Jisung ise sıcacık baba kucağını şaşkınlığını yaşıyordu.  Bugün kalbi sürekli ağır duygular yaşıyordu. Onun için baba figürü korkuydu, aç kalmaktı ve en kötüsü dayaktı. Babası ile birlikte halasının yanında kalıyordu. Annesi Jisung doğduktan bir yıl sonra ölmüştü. Babası kendini alkole vermiş karısının emaneti olan bebeğini görmezden gelmişti. Annesi ile aynı hastalığa yakalanan halası bazen hastanede kalmak zorunda kalırdı. İşte bu zamanlarda öğrenmişti sessiz ağlamayı, açlığı, korkuyu, dayağı hatta birgün babasının gözü o kadar dönmüştü ki küçücük çocuğu yerden yere vururken son anda yetişti halası, o cani adamın elinde perişan olan yüzü gözü kan içinde kalan miniği  kurtardı. Onu iyileştirdi fakat zamanı azdı kardeşi ile konuşup onu bir yetimhaneye bırakmaya ikna etti. Eğer bırakmamış olsaydı kardeşi gittiği yoklukta onu da birlikte götürüp minik çocuğu öldürecekti. Babasının ona yaptığı tek iyilik kendisiyle birlikte onu ölüme sürüklememek olmuştu.

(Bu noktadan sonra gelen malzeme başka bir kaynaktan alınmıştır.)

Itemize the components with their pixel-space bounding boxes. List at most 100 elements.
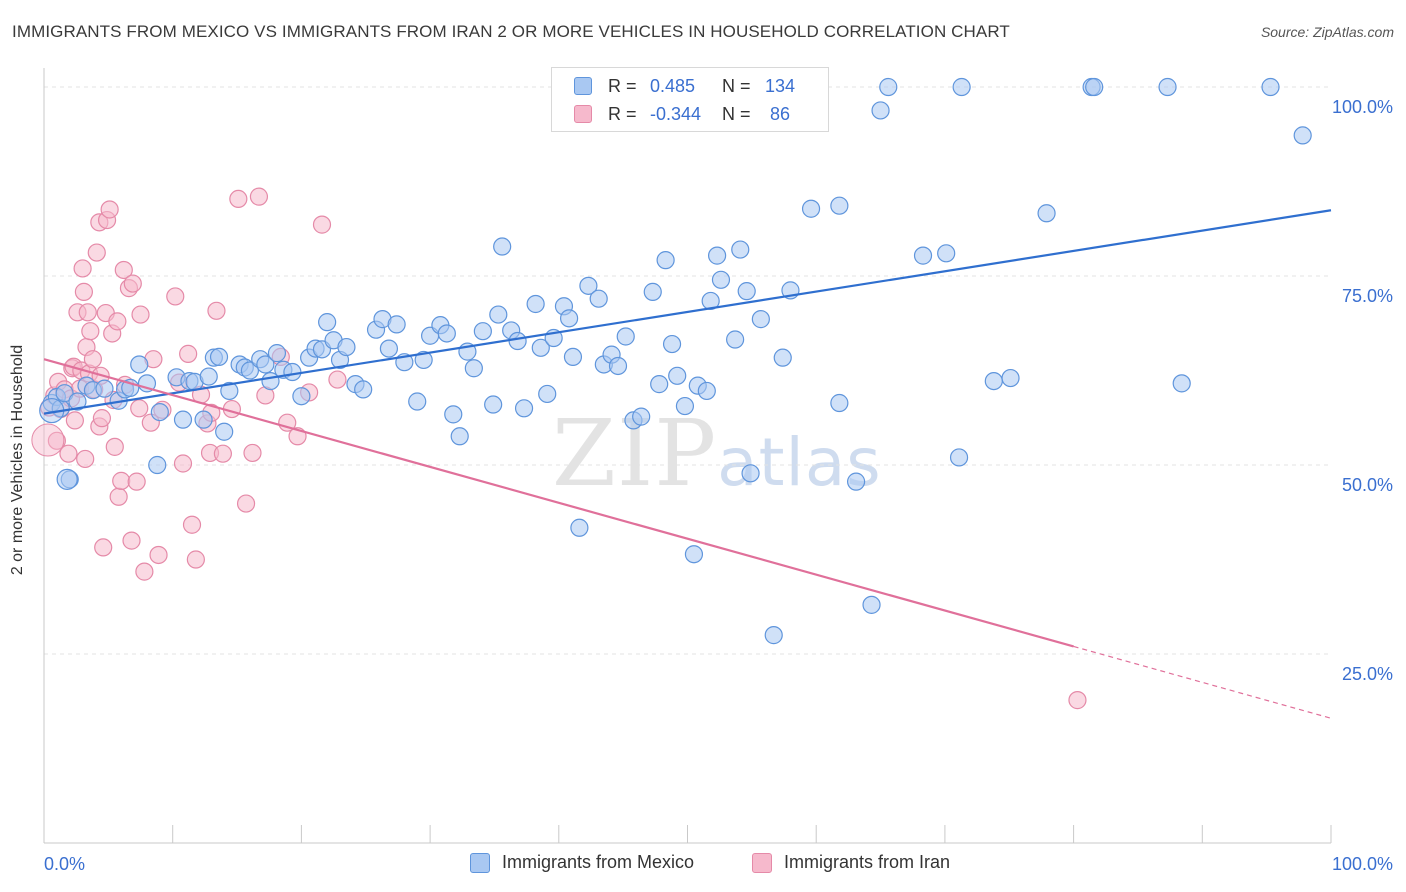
- iran-point: [130, 399, 149, 418]
- mexico-point: [684, 545, 704, 564]
- iran-point: [74, 282, 93, 301]
- mexico-point: [937, 244, 956, 263]
- iran-point: [108, 312, 127, 331]
- iran-point: [114, 260, 133, 280]
- x-tick-label: 0.0%: [44, 854, 85, 874]
- iran-point: [47, 431, 66, 450]
- mexico-point: [484, 395, 503, 414]
- iran-point: [131, 305, 150, 324]
- mexico-point: [1037, 204, 1056, 223]
- mexico-point: [643, 282, 662, 301]
- mexico-point: [949, 448, 969, 467]
- mexico-swatch: [574, 77, 592, 95]
- mexico-point: [240, 361, 260, 380]
- mexico-point: [871, 101, 890, 120]
- mexico-point: [589, 289, 608, 308]
- iran-trendline-extension: [1073, 645, 1332, 719]
- iran-point: [122, 531, 141, 550]
- iran-point: [236, 494, 256, 513]
- mexico-point: [450, 427, 469, 446]
- mexico-point: [514, 399, 534, 418]
- mexico-point: [830, 393, 849, 413]
- y-tick-label: 100.0%: [1332, 97, 1393, 117]
- y-tick-label: 50.0%: [1342, 475, 1393, 495]
- mexico-point: [711, 270, 731, 289]
- mexico-point: [675, 396, 695, 416]
- mexico-legend-swatch: [470, 852, 490, 873]
- bottom-legend-iran: Immigrants from Iran: [752, 852, 950, 873]
- mexico-point: [608, 356, 628, 376]
- mexico-point: [650, 375, 669, 394]
- chart-title: IMMIGRANTS FROM MEXICO VS IMMIGRANTS FRO…: [12, 22, 1010, 41]
- mexico-point: [726, 330, 745, 349]
- iran-point: [112, 471, 131, 490]
- mexico-point: [473, 322, 492, 341]
- iran-point: [65, 411, 84, 430]
- mexico-point: [656, 251, 675, 270]
- iran-point: [92, 409, 112, 428]
- bottom-legend-mexico: Immigrants from Mexico: [470, 852, 694, 873]
- mexico-point: [464, 359, 483, 378]
- mexico-point: [199, 367, 218, 386]
- mexico-point: [668, 366, 687, 385]
- iran-point: [249, 187, 269, 206]
- mexico-point: [209, 347, 229, 367]
- mexico-point: [194, 410, 213, 429]
- mexico-point: [1158, 77, 1177, 97]
- source-label: Source: ZipAtlas.com: [1260, 24, 1394, 40]
- r-label: R =: [608, 75, 637, 96]
- y-tick-label: 25.0%: [1342, 664, 1393, 684]
- mexico-point: [220, 381, 239, 401]
- mexico-point: [570, 518, 589, 537]
- mexico-r-value: 0.485: [650, 75, 696, 96]
- mexico-point: [215, 422, 234, 441]
- mexico-point: [984, 371, 1003, 391]
- mexico-legend-label: Immigrants from Mexico: [502, 852, 695, 872]
- y-axis-label: 2 or more Vehicles in Household: [9, 344, 26, 576]
- mexico-point: [879, 77, 898, 97]
- mexico-point: [95, 379, 114, 398]
- mexico-point: [632, 407, 651, 426]
- n-label: N =: [722, 75, 751, 96]
- mexico-point: [538, 384, 557, 404]
- correlation-legend: R = 0.485 N = 134 R = -0.344 N = 86: [551, 67, 829, 132]
- n-label: N =: [722, 103, 751, 124]
- r-label: R =: [608, 103, 637, 124]
- iran-point: [328, 370, 347, 389]
- iran-point: [243, 443, 262, 463]
- iran-point: [83, 350, 103, 369]
- mexico-point: [952, 77, 971, 97]
- mexico-point: [1261, 77, 1280, 97]
- mexico-point: [697, 381, 716, 401]
- mexico-point: [741, 464, 760, 483]
- mexico-point: [444, 405, 463, 424]
- iran-legend-label: Immigrants from Iran: [784, 852, 951, 872]
- mexico-point: [414, 350, 433, 370]
- mexico-point: [489, 305, 508, 324]
- iran-point: [1068, 691, 1087, 710]
- iran-swatch: [574, 105, 592, 123]
- mexico-point: [751, 310, 770, 329]
- iran-point: [31, 423, 65, 457]
- mexico-point: [130, 355, 149, 374]
- iran-point: [109, 487, 128, 506]
- mexico-point: [68, 392, 87, 411]
- iran-point: [207, 301, 226, 320]
- legend-row-mexico: R = 0.485 N = 134: [574, 74, 802, 98]
- mexico-point: [1001, 368, 1020, 388]
- mexico-point: [493, 237, 512, 256]
- iran-point: [76, 449, 95, 469]
- mexico-n-value: 134: [764, 75, 796, 96]
- mexico-point: [292, 387, 311, 406]
- iran-point: [179, 344, 198, 363]
- legend-row-iran: R = -0.344 N = 86: [574, 102, 802, 126]
- iran-point: [73, 259, 92, 278]
- mexico-point: [773, 348, 792, 367]
- iran-point: [173, 454, 193, 473]
- x-tick-label: 100.0%: [1332, 854, 1393, 874]
- iran-point: [127, 472, 146, 491]
- mexico-point: [267, 344, 287, 363]
- iran-point: [59, 444, 78, 463]
- mexico-point: [337, 337, 356, 357]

Jisung babasına hiç sarılmamıştı. O yüzden bu sıcak şefkat dolu kucak ona çok yabancı gelmişti. Baba sıcaklığını ilk defa tatmıştı. Tanrım bu güzel rüya hiç bitmesin dedi. Bay Bang yavaşça geri çekildi. Gözleri dolu dolu olan oğlanla göz göze geldi.

Chan bu kadar duygu patlaması yaşanan ortamı yumuşatmanın zamanı geldiğini anlamıştı. "Evet güzel ailem şimdi yemek vakti sonrasına bahçede oturup bol bol sohbet edelim aile saatimizi yapalım."

Hei hemen Jisung'un yanına gelmiş saçlarını okşayıp bir öpücük vermişti. "Gel oğlum en sevdiğin yemekler neler, nelere alerjin var tam bilmiyorum ama sevmediğin ya da sana dokunan bir şey varsa dile getirmekten çekinme."